FOR IMMEDIATE RELEASE

HARRISBURG, PA–High school and college students will rally on the steps of the state capitol tomorrow to protest the death penalty, following a day of conference and workshops sponsored by the American Civil Liberties Union’s Students Against the Death Penalty at Grace United Methodist Church. Keynote speakers are former Illinois Governor George Ryan, who commuted the sentences of all 167 Illinois death row inmates before leaving office in 2003; and Ray Krone, released from Arizona’s death row in 2002 following ten years imprisonment.

The conference is the second such event sponsored by Students Against the Death Penalty, a group co-chaired by Morgan MacDonald and John Noble, youth leaders in the ACLU Capital Punishment Project. “Like all Americans, students are increasingly concerned about the systemic unfairness in our death penalty system, and we are eager to take a leadership role in opposing the death penalty,” said MacDonald.

Noble noted that research by undergraduate journalism students at Illinois’ Northwestern University helped to exonerate a death row inmate and called attention to the inequities of the State’s death sentencing system, which in turn led to Governor Ryan’s decision to commute all death sentences in the state.

“Governor Ryan’s participation in this student-led event is especially appropriate because of the role college students played in the Illinois death penalty debates,” he said.

At the conference, high school and college students from New York, New Jersey, Maryland, Virginia, Deleware and the District of Columbia will join their Pennsylvania peers in workshops designed to provide detailed background on the death penalty and to help students strategize follow-up actions to target the death penalty at the state and national level.

The conference is part of an ACLU initiative to reach out to young people nationwide through the creation of youth departments at ACLU affiliates, the establishment of the Students Against the Death Penalty program, and the recent College Freedom Tour bringing political forums and hip hop concerts to eight college campuses from Florida to Washington State.

The Harrisburg conference calls special attention to Pennsylvania’s death penalty system.

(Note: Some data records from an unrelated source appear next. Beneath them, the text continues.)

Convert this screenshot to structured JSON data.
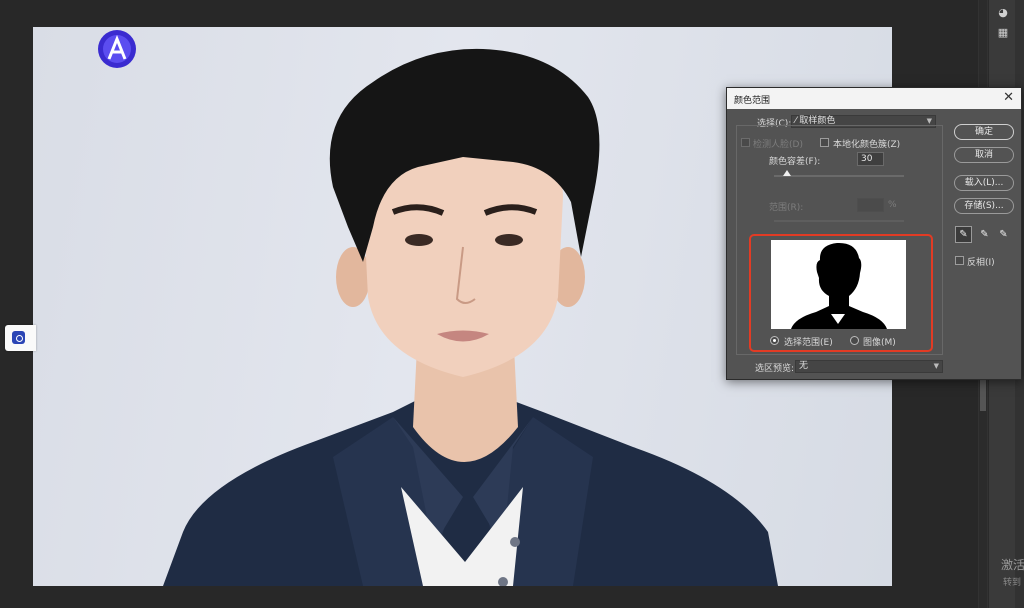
{
  "dialog": {
    "title": "颜色范围",
    "close_glyph": "✕",
    "select_label": "选择(C):",
    "select_value": "取样颜色",
    "detect_faces_label": "检测人脸(D)",
    "localized_label": "本地化颜色簇(Z)",
    "fuzziness_label": "颜色容差(F):",
    "fuzziness_value": "30",
    "fuzziness_level": 0.1,
    "range_label": "范围(R):",
    "range_unit": "%",
    "range_value": "",
    "preview_modes": [
      {
        "label": "选择范围(E)",
        "selected": true
      },
      {
        "label": "图像(M)",
        "selected": false
      }
    ],
    "selection_preview_label": "选区预览:",
    "selection_preview_value": "无",
    "buttons": {
      "ok": "确定",
      "cancel": "取消",
      "load": "载入(L)...",
      "save": "存储(S)..."
    },
    "invert_label": "反相(I)",
    "eyedroppers": [
      {
        "icon": "eyedropper-icon",
        "glyph": "✎"
      },
      {
        "icon": "eyedropper-plus-icon",
        "glyph": "✎"
      },
      {
        "icon": "eyedropper-minus-icon",
        "glyph": "✎"
      }
    ]
  },
  "watermark": {
    "line1": "激活",
    "line2": "转到"
  },
  "colors": {
    "dialog_bg": "#535353",
    "highlight_frame": "#e23b24",
    "workspace": "#282828"
  }
}
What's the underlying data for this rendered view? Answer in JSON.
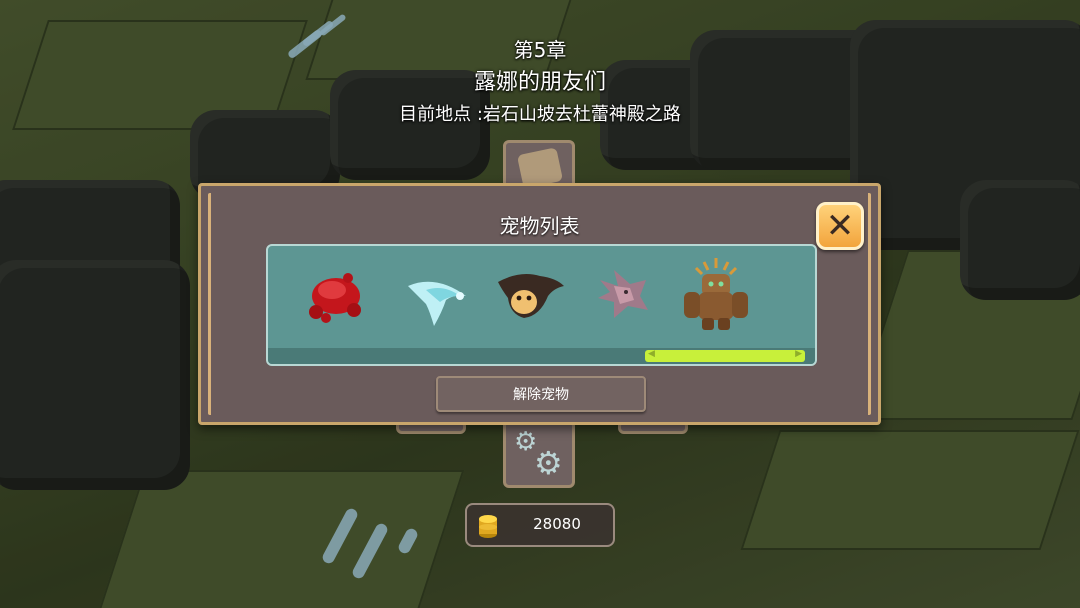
{
  "header": {
    "chapter_number": "第5章",
    "chapter_title": "露娜的朋友们",
    "location": "目前地点 :岩石山坡去杜蕾神殿之路"
  },
  "pet_panel": {
    "title": "宠物列表",
    "pets": [
      {
        "name": "red-crab-pet"
      },
      {
        "name": "ice-bird-pet"
      },
      {
        "name": "manta-pet"
      },
      {
        "name": "pink-dragon-pet"
      },
      {
        "name": "rock-golem-pet"
      }
    ],
    "scroll_position": 1.0,
    "release_label": "解除宠物"
  },
  "currency": {
    "coins": "28080",
    "icon": "gold-coin-stack-icon"
  },
  "colors": {
    "panel": "#6a5b5b",
    "panel_border": "#c9a66b",
    "list_bg": "#5d9693",
    "scroll_thumb": "#c8f03a",
    "close_button": "#f2a43c"
  }
}
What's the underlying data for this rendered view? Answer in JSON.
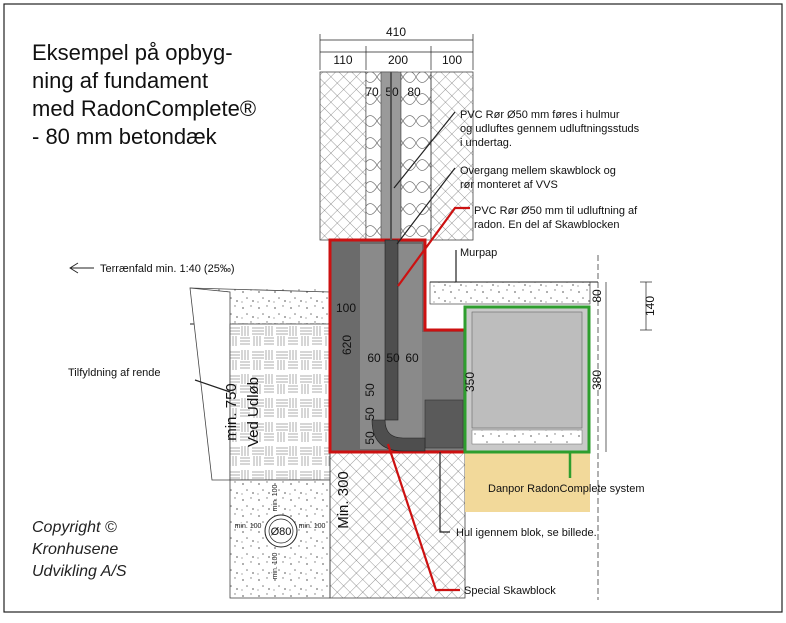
{
  "title": {
    "lines": [
      "Eksempel på opbyg-",
      "ning af fundament",
      "med RadonComplete®",
      "- 80 mm betondæk"
    ]
  },
  "copyright": {
    "lines": [
      "Copyright ©",
      "Kronhusene",
      "Udvikling A/S"
    ]
  },
  "dimensions": {
    "top_total": "410",
    "top_parts": [
      "110",
      "200",
      "100"
    ],
    "insulation_parts": [
      "70",
      "50",
      "80"
    ],
    "block_mid": [
      "60",
      "50",
      "60"
    ],
    "block_bottom": [
      "50",
      "50",
      "50"
    ],
    "block_side": "100",
    "block_height": "620",
    "h350": "350",
    "h380": "380",
    "h80": "80",
    "h140": "140",
    "min300": "Min. 300",
    "min750": "min. 750",
    "ved_udlob": "Ved Udløb",
    "drain_diameter": "Ø80",
    "min100_a": "min. 100",
    "min100_b": "min. 100",
    "min100_c": "min. 100",
    "min100_d": "min. 100"
  },
  "annotations": {
    "pvc1": [
      "PVC Rør Ø50 mm føres i hulmur",
      "og udluftes gennem udluftningsstuds",
      "i undertag."
    ],
    "overgang": [
      "Overgang mellem skawblock og",
      "rør monteret af VVS"
    ],
    "pvc2": [
      "PVC Rør Ø50 mm til udluftning af",
      "radon. En del af Skawblocken"
    ],
    "murpap": "Murpap",
    "terraen": "Terrænfald min. 1:40 (25‰)",
    "tilfyldning": "Tilfyldning af rende",
    "danpor": "Danpor RadonComplete system",
    "hul": "Hul igennem blok, se billede.",
    "special": "Special Skawblock"
  },
  "colors": {
    "red": "#cc1111",
    "green": "#2e9e2e",
    "block_dark": "#6b6b6b",
    "sand": "#f2d99a"
  }
}
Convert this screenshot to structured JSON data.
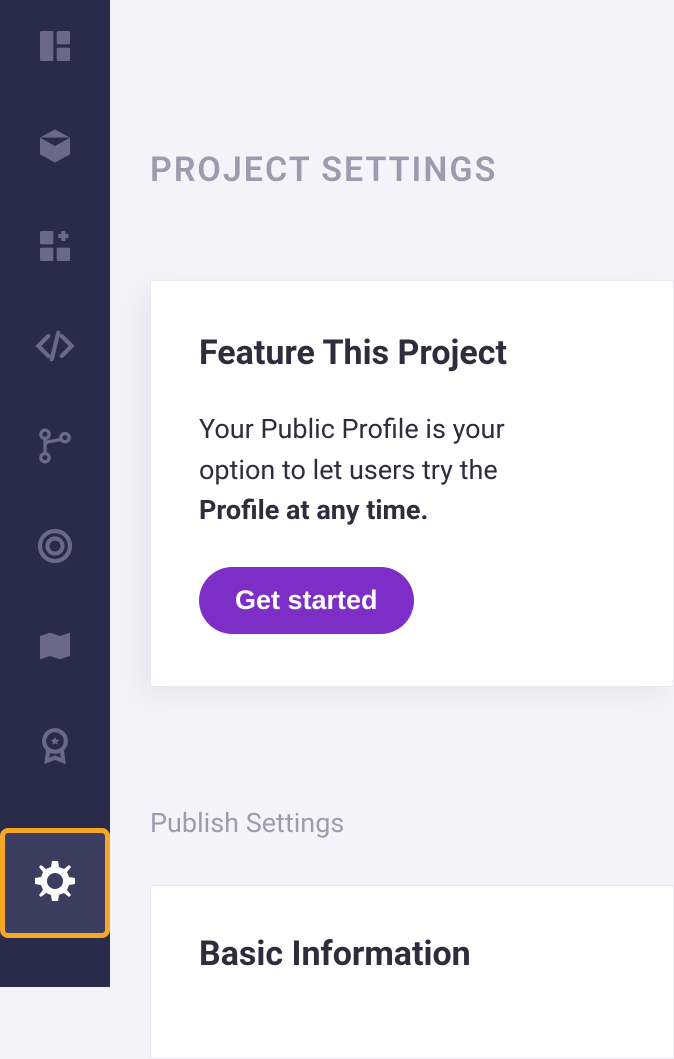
{
  "sidebar": {
    "items": [
      {
        "name": "dashboard-icon"
      },
      {
        "name": "package-icon"
      },
      {
        "name": "add-block-icon"
      },
      {
        "name": "code-icon"
      },
      {
        "name": "branch-icon"
      },
      {
        "name": "target-icon"
      },
      {
        "name": "map-icon"
      },
      {
        "name": "badge-icon"
      },
      {
        "name": "settings-icon"
      }
    ]
  },
  "page": {
    "title": "PROJECT SETTINGS"
  },
  "feature_card": {
    "title": "Feature This Project",
    "text_line1": "Your Public Profile is your",
    "text_line2": "option to let users try the",
    "text_bold": "Profile at any time.",
    "button_label": "Get started"
  },
  "publish_section": {
    "label": "Publish Settings",
    "card_title": "Basic Information"
  }
}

With 241 prisoners, the Pennsylvania has the fourth largest death row in the country; 167 (69 percent) of inmates are people of color. Pennsylvania is one of 22 states that allow death sentences for juvenile offenders. While there have been no executions in Pennsylvania since 1999, four innocent people have been freed since 1986 — two of them in the past three years.

The conference takes place at a time of increasing attention to the inequities of the death penalty system and activism to end the death penalty. The weekend of October 10-12, when the conference takes place, has been named National Weekend of Faith in Action on the Death Penalty by Amnesty International USA. The National Coalition to Abolish the Death Penalty will hold a major conference in Nashville, Tennessee, October 16-19.